I love the People where I am. They have Faults but they have deep Wisdom and great Virtues—and they love America, and will be her everlasting Friend, I think. I would do a great deal to serve this nation, I own.
If Spain should acknowledge Us as I think she will soon, the two great Branches of the House of Bourbon, Holland and America, will form a PHALANX which will not easily be shaken. I hope and believe We shall continue Friends. If We do, whenever England makes Peace She will be afraid to quarrell with Us, how much soever she may hate Us. And I think the other Powers of Europe too will prefer our Friendship to our Enmity, and will choose to excuse Us from meddling in future Wars. This is the Object of all my Wishes and the End of all my Politicks. To this End and for this Reason I look upon my success in Holland as the happiest Event, and the greatest Action of my Life past or future. I think that no Opportunity will present itself for a Century to come, for Striking a Stroke so critical and of so extensive Importance, in the political system of America. How critical it has been few Persons know. It has hung upon a Thread, a Hair, a silken Fibre. Its Consequences will not be all developed for Centuries. I know there are [those] 3 who represent it a Thing of Course and of trifling moment. But they have not seen the Diary of Mr. Van be[r]ckel,4 nor mine, nor the Minutes of the Cabinets of Orange and Brunswick. Nor have they seen the History of future Wars in Europe. A future War in Europe will shew the Importance, of the American Negotiation in Holland.—Be discreet in the Use you make of this. Be cautious. I want to know how our Success here is relished with you.

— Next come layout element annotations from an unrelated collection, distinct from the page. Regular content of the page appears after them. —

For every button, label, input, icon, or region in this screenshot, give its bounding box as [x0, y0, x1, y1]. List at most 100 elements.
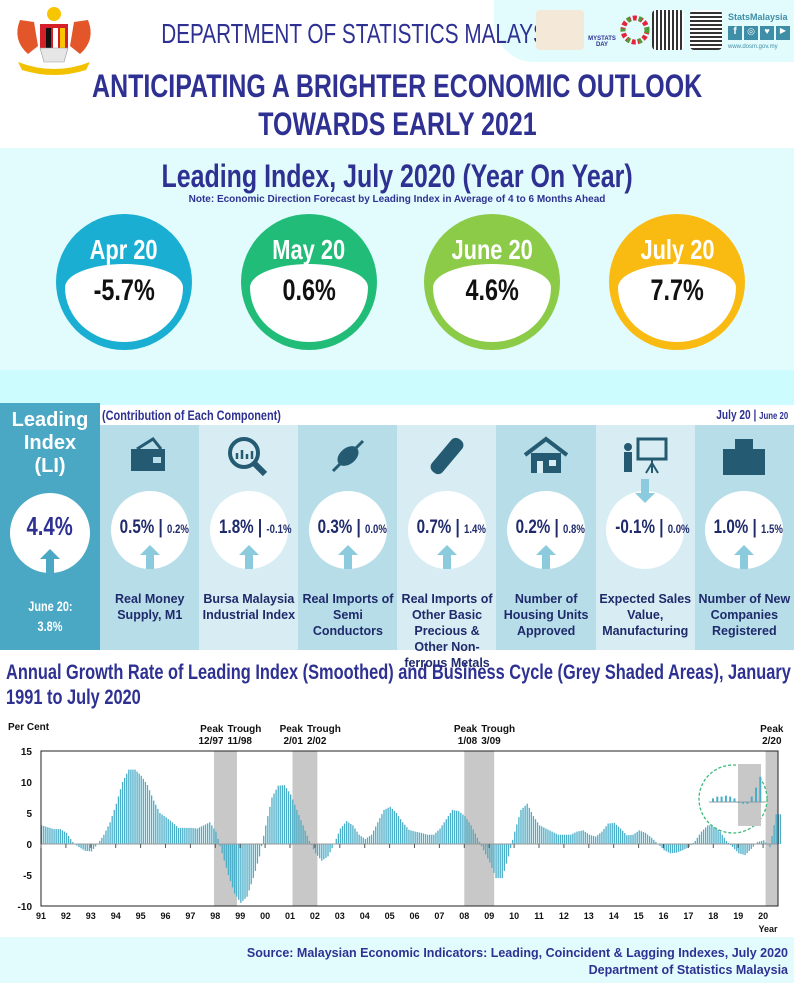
twitter-icon[interactable]: ♥ — [760, 26, 774, 40]
y-tick-label: -5 — [23, 871, 32, 882]
data-bar — [101, 837, 103, 844]
data-bar — [269, 806, 271, 844]
data-bar — [441, 825, 443, 844]
data-bar — [88, 844, 91, 852]
component-column-3: 0.7% | 1.4% Real Imports of Other Basic … — [397, 425, 497, 670]
contribution-title: (Contribution of Each Component) — [102, 407, 281, 423]
data-bar — [402, 822, 404, 844]
component-previous-value: 0.8% — [563, 522, 586, 536]
data-bar — [277, 785, 279, 844]
period-separator: | — [753, 407, 757, 422]
data-bar — [646, 834, 649, 844]
buildings-icon — [723, 439, 766, 475]
data-bar — [491, 844, 493, 868]
x-tick-label: 05 — [385, 911, 395, 921]
data-bar — [509, 844, 512, 849]
youtube-icon[interactable]: ▶ — [776, 26, 790, 40]
arrow-down-icon — [635, 479, 656, 503]
data-bar — [744, 844, 746, 856]
zoom-inset-bar — [716, 796, 719, 802]
data-bar — [285, 788, 288, 844]
data-bar — [644, 832, 647, 844]
data-bar — [418, 832, 420, 844]
zoom-inset-bar — [737, 802, 740, 803]
data-bar — [632, 834, 634, 844]
component-previous-value: -0.1% — [266, 522, 292, 536]
department-name: DEPARTMENT OF STATISTICS MALAYSIA — [161, 18, 567, 49]
plot-frame — [40, 750, 779, 907]
data-bar — [721, 834, 723, 844]
data-bar — [360, 836, 362, 844]
li-title-line1: Leading — [11, 409, 89, 431]
data-bar — [617, 826, 620, 844]
data-bar — [561, 834, 564, 844]
data-bar — [202, 825, 205, 844]
data-bar — [258, 844, 261, 857]
data-bar — [690, 844, 692, 846]
x-tick-label: 17 — [683, 911, 693, 921]
data-bar — [217, 838, 219, 844]
data-bar — [702, 829, 705, 844]
data-bar — [229, 844, 232, 882]
leading-index-title: Leading Index, July 2020 (Year On Year) — [161, 158, 633, 194]
qr-code-icon[interactable] — [652, 10, 684, 50]
month-value: 4.6% — [465, 274, 519, 307]
period-current: July 20 — [716, 407, 751, 422]
qr-code-facebook-icon[interactable] — [690, 10, 722, 50]
data-bar — [368, 836, 371, 844]
wallet-icon — [130, 437, 165, 471]
data-bar — [254, 844, 257, 871]
data-bar — [412, 830, 414, 844]
x-tick-label: 06 — [409, 911, 419, 921]
component-current-value: 0.3% — [317, 517, 353, 538]
trough-date: 3/09 — [481, 736, 501, 747]
data-bar — [339, 828, 342, 844]
data-bar — [736, 844, 738, 852]
data-bar — [314, 844, 317, 854]
arrow-up-icon — [139, 545, 160, 569]
data-bar — [675, 844, 678, 853]
data-bar — [443, 822, 445, 844]
li-title-line2: Index — [23, 432, 77, 454]
data-bar — [169, 820, 171, 844]
data-bar — [456, 810, 458, 844]
data-bar — [111, 816, 113, 844]
instagram-icon[interactable]: ◎ — [744, 26, 758, 40]
data-bar — [472, 829, 474, 844]
data-bar — [688, 844, 690, 848]
data-bar — [482, 844, 485, 851]
data-bar — [242, 844, 244, 901]
data-bar — [553, 832, 555, 844]
data-bar — [671, 844, 674, 854]
data-bar — [572, 833, 574, 844]
data-bar — [389, 806, 391, 844]
data-bar — [267, 816, 269, 844]
website-link[interactable]: www.dosm.gov.my — [728, 44, 778, 50]
data-bar — [86, 844, 88, 852]
data-bar — [196, 828, 198, 844]
data-bar — [117, 796, 120, 844]
data-bar — [420, 832, 423, 844]
data-bar — [362, 837, 364, 844]
component-column-2: 0.3% | 0.0% Real Imports of Semi Conduct… — [298, 425, 398, 650]
data-bar — [619, 828, 622, 844]
data-bar — [541, 826, 543, 844]
li-value-circle: 4.4% — [10, 493, 90, 573]
component-name: Number of Housing Units Approved — [503, 592, 589, 638]
data-bar — [626, 835, 628, 844]
data-bar — [43, 826, 45, 844]
component-value-circle: 0.5% | 0.2% — [110, 491, 189, 569]
x-tick-label: 04 — [360, 911, 370, 921]
component-column-6: 1.0% | 1.5% Number of New Companies Regi… — [694, 425, 794, 650]
data-bar — [748, 844, 750, 852]
data-bar — [107, 826, 109, 844]
month-value: 7.7% — [650, 274, 704, 307]
data-bar — [49, 827, 51, 844]
zoom-inset-bar — [712, 798, 714, 802]
data-bar — [638, 830, 640, 844]
data-bar — [431, 834, 433, 844]
data-bar — [325, 844, 327, 858]
data-bar — [298, 815, 300, 844]
month-ring-0: Apr 20 -5.7% — [56, 214, 192, 350]
facebook-icon[interactable]: f — [728, 26, 742, 40]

[salute] Adieu, tenderly Adieu.

RC (Adams Papers); undated, but see note 1.
1. AA 's acknowledgment of this undated letter in hers to JA of 13–25 Nov. (Adams Papers) infers that it was written at “about the same time” as JA 's first and second two letters to her of 17 Aug., both below. Internal evidence, such as the { 362 } news of Thaxter's convalescence and Charles Storer's presence in JA 's household, supports her inference. But we may infer further that it slightly predated JA 's first and second two letters of the 17th or he would have mentioned in it, as he did in both of those, his concern over the severity of Richard Cranch's renewed illness, news of which did not reach The Hague until 16 or 17 August.
2. Samuel Adams, currently president of the Massachusetts Senate.

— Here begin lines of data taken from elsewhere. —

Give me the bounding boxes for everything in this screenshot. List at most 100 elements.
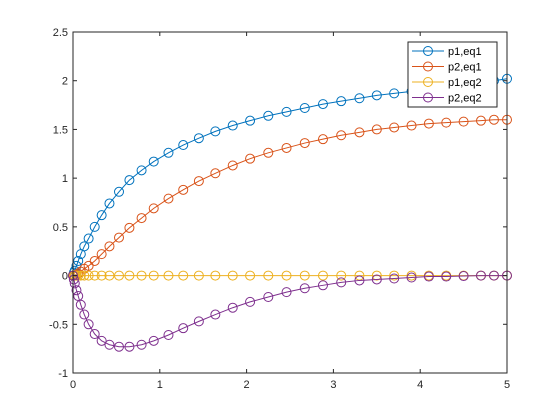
data-point-p2-eq2-33 (475, 270, 486, 281)
data-point-p2-eq2-2 (69, 278, 80, 289)
data-point-p1-eq2-6 (79, 270, 90, 281)
data-point-p1-eq1-21 (263, 110, 274, 121)
data-point-p2-eq2-26 (354, 275, 365, 286)
data-point-p2-eq1-7 (83, 260, 94, 271)
data-point-p1-eq1-26 (354, 93, 365, 104)
data-point-p2-eq1-30 (423, 118, 434, 129)
legend-marker-p1-eq1 (423, 46, 433, 56)
x-tick-label: 2 (244, 379, 250, 391)
data-point-p2-eq1-24 (317, 134, 328, 145)
legend-marker-p1-eq2 (423, 77, 433, 87)
x-tick-label: 1 (157, 379, 163, 391)
data-point-p2-eq2-9 (96, 335, 107, 346)
legend: p1,eq1 p2,eq1 p1,eq2 p2,eq2 (407, 41, 498, 108)
y-tick-label: -1 (58, 368, 68, 380)
data-point-p1-eq2-15 (163, 270, 174, 281)
data-point-p2-eq2-32 (458, 271, 469, 282)
data-point-p2-eq2-19 (227, 302, 238, 313)
axes-layer: 0 1 2 3 4 5 -1 -0.5 0 0.5 1 1.5 2 2.5 (49, 27, 510, 391)
legend-marker-p2-eq2 (423, 92, 433, 103)
data-point-p1-eq2-7 (83, 270, 94, 281)
data-point-p2-eq2-14 (148, 335, 159, 346)
data-point-p1-eq1-20 (245, 115, 256, 126)
data-point-p2-eq1-13 (136, 213, 147, 224)
y-tick-label: 1 (62, 173, 68, 185)
data-point-p1-eq1-16 (178, 140, 189, 151)
data-point-p2-eq1-25 (336, 130, 347, 141)
data-point-p1-eq2-28 (389, 270, 400, 281)
x-tick-label: 0 (70, 379, 76, 391)
data-point-p2-eq1-26 (354, 127, 365, 138)
x-tick-label: 5 (504, 379, 510, 391)
data-point-p2-eq2-13 (136, 339, 147, 350)
data-point-p2-eq1-18 (210, 168, 221, 179)
data-point-p2-eq2-31 (441, 271, 452, 282)
data-point-p1-eq1-6 (79, 241, 90, 252)
data-point-p2-eq1-20 (245, 153, 256, 164)
data-point-p2-eq2-27 (371, 274, 382, 285)
data-point-p2-eq2-25 (336, 277, 347, 288)
data-point-p1-eq1-25 (336, 96, 347, 107)
data-point-p1-eq1-12 (124, 175, 135, 186)
data-point-p2-eq1-29 (406, 120, 417, 131)
data-point-p1-eq1-27 (371, 90, 382, 101)
x-tick-label: 3 (330, 379, 336, 391)
data-point-p2-eq1-10 (104, 241, 115, 252)
legend-marker-p2-eq1 (423, 61, 433, 72)
series-layer (68, 73, 512, 352)
data-point-p2-eq2-5 (75, 299, 86, 310)
data-point-p1-eq1-28 (389, 88, 400, 99)
legend-item-p1-eq1: p1,eq1 (412, 46, 482, 58)
series-line-p2-eq1 (73, 119, 507, 277)
data-point-p2-eq1-32 (458, 116, 469, 127)
data-point-p2-eq2-21 (263, 292, 274, 303)
data-point-p2-eq1-21 (263, 147, 274, 158)
data-point-p2-eq1-19 (227, 160, 238, 171)
data-point-p1-eq1-24 (317, 99, 328, 110)
data-point-p1-eq1-11 (114, 186, 124, 197)
data-point-p1-eq1-9 (96, 210, 107, 221)
data-point-p2-eq2-17 (193, 316, 204, 327)
y-tick-label: 2.5 (53, 27, 68, 39)
data-point-p1-eq2-13 (136, 270, 147, 281)
y-tick-label: -0.5 (49, 319, 68, 331)
data-point-p1-eq2-24 (317, 270, 328, 281)
data-point-p1-eq2-17 (193, 270, 204, 281)
data-point-p2-eq2-34 (488, 270, 499, 281)
legend-label-p1-eq1: p1,eq1 (448, 46, 482, 58)
data-point-p2-eq1-22 (281, 142, 292, 153)
data-point-p1-eq1-14 (148, 156, 159, 167)
data-point-p1-eq1-17 (193, 133, 204, 144)
data-point-p2-eq1-14 (148, 203, 159, 214)
data-point-p2-eq1-9 (96, 249, 107, 260)
data-point-p1-eq1-15 (163, 147, 174, 158)
data-point-p2-eq2-20 (245, 296, 256, 307)
legend-box (407, 41, 498, 108)
data-point-p1-eq2-20 (245, 270, 256, 281)
data-point-p2-eq1-31 (441, 117, 452, 128)
data-point-p1-eq1-19 (227, 120, 238, 131)
data-point-p2-eq2-3 (71, 285, 82, 296)
data-point-p2-eq2-1 (68, 274, 79, 285)
data-point-p2-eq2-16 (178, 323, 189, 334)
series-line-p2-eq2 (72, 275, 507, 348)
data-point-p2-eq1-8 (89, 255, 100, 266)
data-point-p2-eq2-29 (406, 272, 417, 283)
data-point-p2-eq2-6 (79, 309, 90, 320)
data-point-p2-eq1-12 (124, 222, 135, 233)
legend-item-p1-eq2: p1,eq2 (412, 77, 482, 89)
data-point-p2-eq2-10 (104, 339, 115, 350)
data-point-p2-eq1-34 (488, 114, 499, 125)
data-point-p1-eq1-22 (281, 106, 292, 117)
data-point-p1-eq1-10 (104, 198, 115, 209)
data-point-p2-eq1-11 (114, 232, 124, 243)
data-point-p1-eq2-11 (114, 270, 124, 281)
data-point-p2-eq1-16 (178, 184, 189, 195)
data-point-p2-eq2-11 (114, 341, 124, 352)
data-point-p2-eq2-30 (423, 271, 434, 282)
data-point-p2-eq1-17 (193, 176, 204, 187)
legend-label-p2-eq1: p2,eq1 (448, 62, 482, 74)
data-point-p1-eq2-14 (148, 270, 159, 281)
data-point-p1-eq2-9 (96, 270, 107, 281)
data-point-p2-eq2-28 (389, 273, 400, 284)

3. Editorially supplied for a word missing in MS .
4. Engelbert François van Berckel (1726–1796), first pensionary of Amsterdam, long an advocate of closer Dutch-American relations, sponsor of the abortive Lee-de Neufville treaty of 1778, and as warm a friend of JA as his official station permitted. See Nieuw Ned. Biog. Woordenboek , 4:109–111; JA, Diary and Autobiography , 2:447–449, 452–453, 455. His brother, Pieter Johan van Berckel, was to become the first Netherlands minister to the United States.